While we can sacrifice consumption of many categories of goods in the face of a hyperinflationary spiral, we cannot avoid food consumption. At some point (likely between the end of this year and the middle of 2016); we will face an economic crisis characterized by the deflationary crashes of all the bubble-assets, with ‘sympathetic’ crashes for most other asset classes.
However, what readers need to understand is that a purely “deflationary” crash is no longer possible for thebankrupt regimes of the Western world. In order for any national economy to deflate; it must have savings it can cannibalize, in order to survive that deflationary shock (as was the case in “the Great Depression”).
The debtor-regimes of the West not only have no savings, most are already hopelessly insolvent, and teetering on bankruptcy, despite the lies to the contrary by the Corporate media, and our own, corrupt governments. In the revenue crisis which accompanies any deflationary crash; our insolvent governments will have two – and only two – choices: declare outright bankruptcy, or conjure-up their funny-money in quantities that dwarf even the sickening spike represented by the previous chart.

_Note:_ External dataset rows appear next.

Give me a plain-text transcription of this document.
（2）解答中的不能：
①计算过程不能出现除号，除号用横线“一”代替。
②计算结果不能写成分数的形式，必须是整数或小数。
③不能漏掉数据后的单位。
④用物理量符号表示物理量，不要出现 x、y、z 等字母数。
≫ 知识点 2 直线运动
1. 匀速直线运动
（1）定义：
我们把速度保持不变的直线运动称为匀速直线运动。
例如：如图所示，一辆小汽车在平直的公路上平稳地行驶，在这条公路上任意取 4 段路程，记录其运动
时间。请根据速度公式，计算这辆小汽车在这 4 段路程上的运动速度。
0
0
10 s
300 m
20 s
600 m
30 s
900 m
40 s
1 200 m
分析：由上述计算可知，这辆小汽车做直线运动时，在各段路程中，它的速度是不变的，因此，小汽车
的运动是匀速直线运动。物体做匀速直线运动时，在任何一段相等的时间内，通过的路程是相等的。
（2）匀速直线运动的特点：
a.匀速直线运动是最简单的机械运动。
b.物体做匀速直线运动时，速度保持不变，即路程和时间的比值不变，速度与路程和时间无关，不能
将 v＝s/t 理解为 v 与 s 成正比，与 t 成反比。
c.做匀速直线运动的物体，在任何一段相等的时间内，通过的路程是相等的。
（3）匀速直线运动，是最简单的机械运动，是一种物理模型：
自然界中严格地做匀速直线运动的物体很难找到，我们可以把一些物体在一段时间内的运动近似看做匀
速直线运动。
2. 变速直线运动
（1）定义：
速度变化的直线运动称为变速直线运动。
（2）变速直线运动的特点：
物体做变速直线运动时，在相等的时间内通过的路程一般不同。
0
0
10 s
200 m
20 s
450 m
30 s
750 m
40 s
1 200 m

Such insanity would guarantee a full, hyperinflationary death-spiral in a matter of weeks, or several months at most, despite the near omnipotence of the One Bank when it comes to its currency manipulation. Indeed, this is why the less-corrupt East is not only busily crafting its own parallel financial system, next to the doomed financial/monetary Ponzi-scheme currently operated by the West, it’s about to assume control of the new, reserve currency: China’s renminbi.
For Western inhabitants, about to be devastated by a financial/economic cataclysm which is literally beyond the comprehension of any of us; we have two choices when it comes to protecting ourselves (apart fromsignificant holdings of gold and silver). Invest in food, or move to China.